Security researchers have discovered a chain of Dell Client BIOS (BIOSConnect feature) vulnerabilities that impact 129 Dell models and millions of Dell devices worldwide.
The Eclypsium researchers discovered the collection of High severity vulnerabilities that allow an attacker with privileges to impersonate Dell.com and gain arbitrary code execution at the BIOS/UEFI level of the affected device.
“These vulnerabilities enable an attacker to remotely execute code in the pre-boot environment. Such code may alter the initial state of an operating system, violating common assumptions on the hardware/firmware layers and breaking OS-level security controls,” wrote Eclypsium in a blog post on Thursday.
The Eclypsium team initially found 128 affected models, but was later contacted by Dell who confirmed there are now 129 models models of consumer and business laptops, desktops, and tablets. These also include devices protected by Secure Boot and Dell Secured-core PCs.
Moreover, Eclypsium disclosed the vulnerabilities and coordinated with the Dell PSIRT team. Dell subsequently released a Security Advisory and is scheduling BIOS/UEFI updates for affected devices.
Dell advisory and mitigations
A Dell Security Advisory listed four vulnerabilities:
- CVE-2021-21571: Dell UEFI BIOS https stack leveraged by the Dell BIOSConnect feature and Dell HTTPS Boot feature contains an improper certificate validation vulnerability. A remote unauthenticated attacker may exploit this vulnerability using a person-in-the-middle attack which may lead to a denial of service and payload tampering.
- CVE-2021-21572, CVE-2021-21573, CVE-2021-21574: Dell BIOSConnect feature contains a buffer overflow vulnerability.
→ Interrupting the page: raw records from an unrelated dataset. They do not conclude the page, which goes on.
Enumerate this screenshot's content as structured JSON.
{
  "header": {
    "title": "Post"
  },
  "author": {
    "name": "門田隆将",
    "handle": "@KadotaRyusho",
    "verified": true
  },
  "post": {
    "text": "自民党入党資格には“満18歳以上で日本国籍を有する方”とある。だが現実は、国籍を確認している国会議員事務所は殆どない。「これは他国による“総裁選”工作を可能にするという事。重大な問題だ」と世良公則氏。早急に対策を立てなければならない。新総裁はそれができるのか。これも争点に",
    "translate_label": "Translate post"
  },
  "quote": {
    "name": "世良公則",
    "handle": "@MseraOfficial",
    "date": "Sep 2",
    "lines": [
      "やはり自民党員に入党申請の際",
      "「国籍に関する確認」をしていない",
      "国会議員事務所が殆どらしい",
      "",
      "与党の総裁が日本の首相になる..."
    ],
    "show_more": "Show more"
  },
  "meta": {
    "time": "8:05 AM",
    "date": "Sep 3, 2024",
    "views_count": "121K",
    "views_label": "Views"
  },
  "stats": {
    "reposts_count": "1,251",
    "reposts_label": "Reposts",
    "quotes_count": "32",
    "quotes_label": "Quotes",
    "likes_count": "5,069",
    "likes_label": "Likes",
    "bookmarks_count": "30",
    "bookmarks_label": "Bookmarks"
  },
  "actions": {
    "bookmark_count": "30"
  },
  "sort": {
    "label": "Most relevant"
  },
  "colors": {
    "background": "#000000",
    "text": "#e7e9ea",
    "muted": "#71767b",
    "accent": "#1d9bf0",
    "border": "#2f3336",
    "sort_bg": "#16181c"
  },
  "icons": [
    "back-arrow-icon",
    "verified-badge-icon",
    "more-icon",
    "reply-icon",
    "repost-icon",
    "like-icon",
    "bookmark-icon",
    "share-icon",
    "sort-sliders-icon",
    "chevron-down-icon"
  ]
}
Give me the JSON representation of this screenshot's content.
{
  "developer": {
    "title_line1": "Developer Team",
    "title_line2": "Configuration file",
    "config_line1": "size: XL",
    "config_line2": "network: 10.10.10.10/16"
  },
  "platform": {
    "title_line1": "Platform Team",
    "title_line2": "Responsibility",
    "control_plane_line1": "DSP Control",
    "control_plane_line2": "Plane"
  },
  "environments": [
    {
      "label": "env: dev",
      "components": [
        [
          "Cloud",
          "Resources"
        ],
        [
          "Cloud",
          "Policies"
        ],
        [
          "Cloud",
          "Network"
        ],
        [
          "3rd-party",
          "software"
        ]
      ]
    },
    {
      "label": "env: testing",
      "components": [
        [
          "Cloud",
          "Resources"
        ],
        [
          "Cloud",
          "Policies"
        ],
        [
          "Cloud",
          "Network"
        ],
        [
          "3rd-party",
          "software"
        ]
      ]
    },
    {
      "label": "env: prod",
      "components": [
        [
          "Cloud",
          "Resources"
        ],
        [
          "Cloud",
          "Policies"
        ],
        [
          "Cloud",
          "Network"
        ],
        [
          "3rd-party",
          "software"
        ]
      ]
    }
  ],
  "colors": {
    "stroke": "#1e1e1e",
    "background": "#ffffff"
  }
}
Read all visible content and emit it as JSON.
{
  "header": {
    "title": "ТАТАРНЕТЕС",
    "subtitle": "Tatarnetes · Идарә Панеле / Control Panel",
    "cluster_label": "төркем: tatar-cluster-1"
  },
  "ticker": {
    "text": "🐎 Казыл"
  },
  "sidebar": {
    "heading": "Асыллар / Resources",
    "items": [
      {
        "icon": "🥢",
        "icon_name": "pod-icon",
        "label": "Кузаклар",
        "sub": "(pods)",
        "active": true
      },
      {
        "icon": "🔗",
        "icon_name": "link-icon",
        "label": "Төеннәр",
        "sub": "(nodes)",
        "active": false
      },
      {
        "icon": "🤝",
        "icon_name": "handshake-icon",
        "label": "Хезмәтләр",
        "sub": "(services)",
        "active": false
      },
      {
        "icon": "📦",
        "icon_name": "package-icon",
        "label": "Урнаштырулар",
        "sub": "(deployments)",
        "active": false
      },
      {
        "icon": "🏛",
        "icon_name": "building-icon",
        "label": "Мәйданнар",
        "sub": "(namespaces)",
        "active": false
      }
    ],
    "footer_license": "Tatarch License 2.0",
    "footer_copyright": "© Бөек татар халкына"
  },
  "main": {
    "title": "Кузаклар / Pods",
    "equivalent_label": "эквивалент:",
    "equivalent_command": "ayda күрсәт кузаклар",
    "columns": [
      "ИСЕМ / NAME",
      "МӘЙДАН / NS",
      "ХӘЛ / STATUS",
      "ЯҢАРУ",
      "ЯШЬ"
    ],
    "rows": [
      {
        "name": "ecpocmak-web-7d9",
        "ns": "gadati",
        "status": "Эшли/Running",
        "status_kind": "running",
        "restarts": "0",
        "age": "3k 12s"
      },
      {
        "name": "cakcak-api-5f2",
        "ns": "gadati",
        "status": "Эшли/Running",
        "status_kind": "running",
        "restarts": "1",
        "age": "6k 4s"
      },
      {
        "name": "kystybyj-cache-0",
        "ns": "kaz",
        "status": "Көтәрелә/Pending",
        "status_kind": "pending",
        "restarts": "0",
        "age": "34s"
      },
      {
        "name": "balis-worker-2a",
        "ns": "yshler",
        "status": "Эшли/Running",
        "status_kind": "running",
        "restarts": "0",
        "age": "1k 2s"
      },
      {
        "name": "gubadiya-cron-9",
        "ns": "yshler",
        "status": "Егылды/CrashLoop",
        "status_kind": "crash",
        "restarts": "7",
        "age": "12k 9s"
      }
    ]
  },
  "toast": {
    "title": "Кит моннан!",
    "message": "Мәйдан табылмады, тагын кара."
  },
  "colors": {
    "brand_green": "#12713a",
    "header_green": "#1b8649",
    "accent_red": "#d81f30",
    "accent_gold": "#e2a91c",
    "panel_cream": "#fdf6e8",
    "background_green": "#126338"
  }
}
An authenticated malicious admin user with local access to the system may potentially exploit this vulnerability to run arbitrary code and bypass UEFI restrictions.
The cumulative score of the vulnerability chain is 8.3 and rated High severity.
Two of the vulnerabilities (CVE-2021-21573 and CVE-2021-21574) were fixed by Dell on the server side on May 28, 2021 and require no additional customer action.
The remaining two (CVE-2021-21571 and CVE-2021-21572) require Dell Client BIOS updates to address the vulnerabilities.
Dell advises customers use one of the approved methods to update their systems such as downloading updates from their Drivers & Updates page, flash their system via F12 boot or use their notification solution to get notified and download when BIOS updates are available.
Readers may also recall just last month when researchers discovered a Dell BIOS driver privilege escalation vulnerability CVE-2021-21551, a collection of five flaws that had exposed hundreds of millions of Dell computers.
At that time, experts from SentinelLabs warned the high severity bugs had remained undisclosed for 12 years and could have allowed attacker to escalate privileges from a non-privileged user to kernel mode privileges.